Kremis is deliberately not:
  • A learning system — the graph does not self-modify based on inference. Data is added explicitly through ingest. There is no weight update, no latent adaptation.
  • A generative AI — Kremis does not produce text, complete prompts, or generate answers. It stores and retrieves structural relationships.
  • An optimizer or planner — the core has no goals. It reacts to signals and queries. It does not decide, prioritize, or strategize.
  • A chatbot or natural language processor — natural language understanding happens outside the core, in the application layer that calls Kremis APIs.
  • An approximation engine — if a traversal targets a missing node or edge, the result is None. The system does not fill gaps, complete paths, or return “close enough” answers.
These are not current limitations to be lifted in future versions. They are permanent design constraints. Expanding the core beyond this scope would define a different project.

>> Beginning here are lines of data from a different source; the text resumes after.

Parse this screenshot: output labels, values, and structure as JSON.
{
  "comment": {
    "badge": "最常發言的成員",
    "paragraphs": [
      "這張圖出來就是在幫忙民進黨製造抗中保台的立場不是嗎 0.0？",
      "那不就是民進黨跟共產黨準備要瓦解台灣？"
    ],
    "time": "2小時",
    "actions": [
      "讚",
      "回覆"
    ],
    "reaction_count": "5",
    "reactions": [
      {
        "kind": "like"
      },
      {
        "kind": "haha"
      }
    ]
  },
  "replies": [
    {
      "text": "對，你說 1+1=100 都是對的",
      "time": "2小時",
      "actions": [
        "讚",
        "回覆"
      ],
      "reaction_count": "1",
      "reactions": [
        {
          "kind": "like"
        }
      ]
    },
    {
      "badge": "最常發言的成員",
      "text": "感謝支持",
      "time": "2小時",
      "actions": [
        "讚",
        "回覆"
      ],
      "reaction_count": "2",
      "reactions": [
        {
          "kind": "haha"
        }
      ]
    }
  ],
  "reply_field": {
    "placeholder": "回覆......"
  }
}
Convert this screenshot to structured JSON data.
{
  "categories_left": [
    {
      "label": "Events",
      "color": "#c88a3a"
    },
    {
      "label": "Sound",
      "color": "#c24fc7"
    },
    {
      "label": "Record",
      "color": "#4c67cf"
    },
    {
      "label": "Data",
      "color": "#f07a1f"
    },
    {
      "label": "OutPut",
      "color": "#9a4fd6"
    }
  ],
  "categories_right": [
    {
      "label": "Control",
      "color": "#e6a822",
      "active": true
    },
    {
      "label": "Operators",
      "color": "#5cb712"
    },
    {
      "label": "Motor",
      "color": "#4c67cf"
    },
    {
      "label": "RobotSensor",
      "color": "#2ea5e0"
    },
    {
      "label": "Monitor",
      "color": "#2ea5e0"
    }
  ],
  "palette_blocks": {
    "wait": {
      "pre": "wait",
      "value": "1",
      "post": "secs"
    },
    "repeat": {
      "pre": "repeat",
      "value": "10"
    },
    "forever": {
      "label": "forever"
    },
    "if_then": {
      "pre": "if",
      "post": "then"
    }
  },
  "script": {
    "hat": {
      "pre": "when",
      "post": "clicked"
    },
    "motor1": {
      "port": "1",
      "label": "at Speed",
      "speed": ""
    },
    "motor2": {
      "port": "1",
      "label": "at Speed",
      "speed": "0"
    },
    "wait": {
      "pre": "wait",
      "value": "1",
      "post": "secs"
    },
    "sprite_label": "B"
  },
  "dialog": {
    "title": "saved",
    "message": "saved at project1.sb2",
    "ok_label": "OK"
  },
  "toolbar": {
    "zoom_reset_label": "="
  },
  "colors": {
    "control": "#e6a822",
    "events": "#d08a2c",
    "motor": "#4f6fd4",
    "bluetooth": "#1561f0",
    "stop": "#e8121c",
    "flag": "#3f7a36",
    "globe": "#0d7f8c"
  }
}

The 4 Laws as Design Consequences

The four laws that govern Kremis’s codebase follow directly from the architectural separation above. Each law exists because violating it would reintroduce the structural ambiguity that Kremis is designed to eliminate. 1. Determinism — Same input, same output, every time. If two runs of the same query on the same graph produce different results, the system cannot be trusted as a source of truth. Non-determinism at the core level — randomness, hash-map ordering, floating-point arithmetic — would make the graph unreliable as a verification substrate. BTreeMap everywhere, no HashMap, integer arithmetic only, no timestamps in core logic. 2. Precision — Every response is a Fact, an Inference, or “unknown.” Nothing else. Honest output means the system never silently fills gaps. A missing edge returns None. No todo!(), no unimplemented!(), no internal assumptions that bypass the graph. If the information is not in the graph, the caller receives an explicit "unknown" grounding — not a default, not a guess. 3. Security — The substrate of truth must itself be safe. A grounded system is only valuable if it cannot be corrupted. Constant-time authentication prevents timing attacks on API keys. Input validation and path traversal protection prevent malformed signals from poisoning the graph. Rate limiting prevents the substrate from being overwhelmed. No .unwrap(), no panic!() in core logic — all errors are recoverable and explicit. 4. Separation — kremis-core is pure; I/O happens in the application layer. The codebase enforces the architectural separation in code. kremis-core has no async, no network, no I/O. It is a deterministic library. The HTTP server, CLI, and MCP bridge live in separate crates that call into the core. This boundary ensures the core cannot be contaminated by non-deterministic runtime concerns, and that the core can be tested and verified in isolation. See CONTRIBUTING.md for the complete engineering rules derived from these four laws.

Honest Intelligence

A system is honest when it can say “I don’t know” as reliably as it can say “I know.” Most AI systems are optimized to produce an answer — any answer. Kremis is optimized for the opposite: to produce no answer when the supporting structure is absent. An empty graph returns nothing. A graph with three signals returns exactly what those three signals imply, no more. The result is a substrate that an intelligent layer can trust unconditionally. When Kremis says a relationship exists, it exists — because a real signal created it. When Kremis returns None, no fabrication has occurred. The downstream application can treat every response as a hard fact or a hard absence, not as a probability. This is what “Honest Intelligence” means in the context of Kremis: not a system that is honest about its limitations in a disclaimer, but a system whose architecture makes dishonesty structurally impossible.